The press release says, "Sherlock is a thrilling, funny, fast paced take on the crime drama genre set in present day London." More insightful is a quote from Moffat, who proves he knows the right tone to go for by saying, "Other detectives have cases, Sherlock Holmes has adventures and that's what matters."
Gatiss adds, "The fact that Steven, myself and millions of others are still addicted to Conan Doyle's brilliant stories is testament to their indestructibility. They're as vital, lurid, thrilling and wonderful as they ever were.

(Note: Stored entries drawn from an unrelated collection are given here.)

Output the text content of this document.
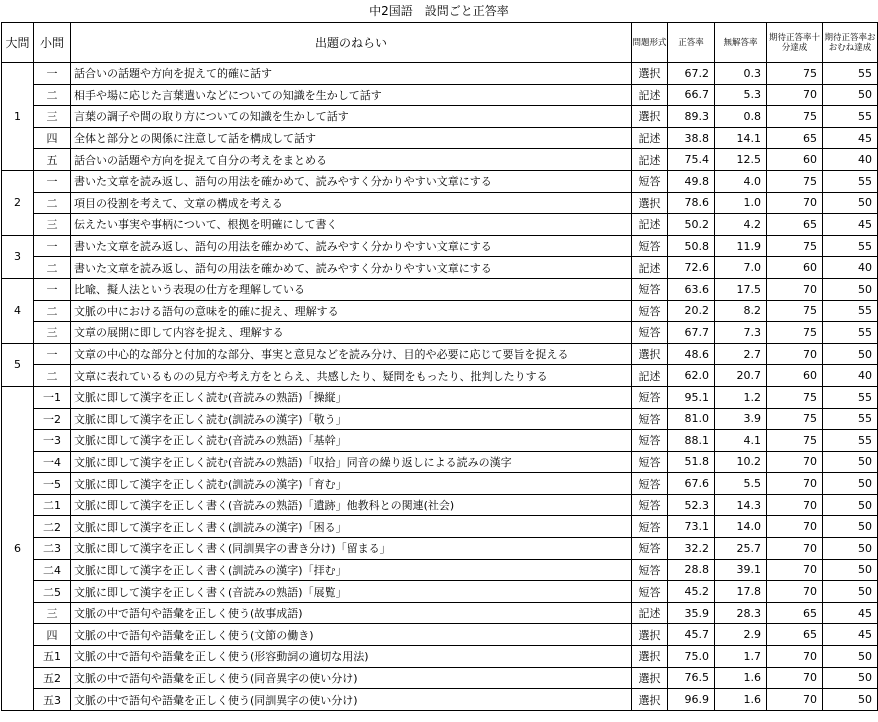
中2国語　設問ごと正答率
大問	小問	出題のねらい	問題形式	正答率	無解答率	期待正答率十分達成	期待正答率おおむね達成
1	一	話合いの話題や方向を捉えて的確に話す	選択	67.2	0.3	75	55
	二	相手や場に応じた言葉遣いなどについての知識を生かして話す	記述	66.7	5.3	70	50
	三	言葉の調子や間の取り方についての知識を生かして話す	選択	89.3	0.8	75	55
	四	全体と部分との関係に注意して話を構成して話す	記述	38.8	14.1	65	45
	五	話合いの話題や方向を捉えて自分の考えをまとめる	記述	75.4	12.5	60	40
2	一	書いた文章を読み返し、語句の用法を確かめて、読みやすく分かりやすい文章にする	短答	49.8	4.0	75	55
	二	項目の役割を考えて、文章の構成を考える	選択	78.6	1.0	70	50
	三	伝えたい事実や事柄について、根拠を明確にして書く	記述	50.2	4.2	65	45
3	一	書いた文章を読み返し、語句の用法を確かめて、読みやすく分かりやすい文章にする	短答	50.8	11.9	75	55
	二	書いた文章を読み返し、語句の用法を確かめて、読みやすく分かりやすい文章にする	記述	72.6	7.0	60	40
4	一	比喩、擬人法という表現の仕方を理解している	短答	63.6	17.5	70	50
	二	文脈の中における語句の意味を的確に捉え、理解する	短答	20.2	8.2	75	55
	三	文章の展開に即して内容を捉え、理解する	短答	67.7	7.3	75	55
5	一	文章の中心的な部分と付加的な部分、事実と意見などを読み分け、目的や必要に応じて要旨を捉える	選択	48.6	2.7	70	50
	二	文章に表れているものの見方や考え方をとらえ、共感したり、疑問をもったり、批判したりする	記述	62.0	20.7	60	40
6	一1	文脈に即して漢字を正しく読む(音読みの熟語)「操縦」	短答	95.1	1.2	75	55
	一2	文脈に即して漢字を正しく読む(訓読みの漢字)「敬う」	短答	81.0	3.9	75	55
	一3	文脈に即して漢字を正しく読む(音読みの熟語)「基幹」	短答	88.1	4.1	75	55
	一4	文脈に即して漢字を正しく読む(音読みの熟語)「収拾」同音の繰り返しによる読みの漢字	短答	51.8	10.2	70	50
	一5	文脈に即して漢字を正しく読む(訓読みの漢字)「育む」	短答	67.6	5.5	70	50
	二1	文脈に即して漢字を正しく書く(音読みの熟語)「遺跡」他教科との関連(社会)	短答	52.3	14.3	70	50
	二2	文脈に即して漢字を正しく書く(訓読みの漢字)「困る」	短答	73.1	14.0	70	50
	二3	文脈に即して漢字を正しく書く(同訓異字の書き分け)「留まる」	短答	32.2	25.7	70	50
	二4	文脈に即して漢字を正しく書く(訓読みの漢字)「拝む」	短答	28.8	39.1	70	50
	二5	文脈に即して漢字を正しく書く(音読みの熟語)「展覧」	短答	45.2	17.8	70	50
	三	文脈の中で語句や語彙を正しく使う(故事成語)	記述	35.9	28.3	65	45
	四	文脈の中で語句や語彙を正しく使う(文節の働き)	選択	45.7	2.9	65	45
	五1	文脈の中で語句や語彙を正しく使う(形容動詞の適切な用法)	選択	75.0	1.7	70	50
	五2	文脈の中で語句や語彙を正しく使う(同音異字の使い分け)	選択	76.5	1.6	70	50
	五3	文脈の中で語句や語彙を正しく使う(同訓異字の使い分け)	選択	96.9	1.6	70	50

It's a dream come true to be making a new TV series and in Benedict and Martin we have the perfect Holmes and Watson for our time."
It's true; the modern setting sets off a few alarm bells. There's certainly room to go wrong. (I can't help but think of Steve Coogan's fake show Sherlock Holmes in Miami in Cruise of the Gods). But Gatiss is generally a guarantor of quality, so I have faith. I'm very excited for this!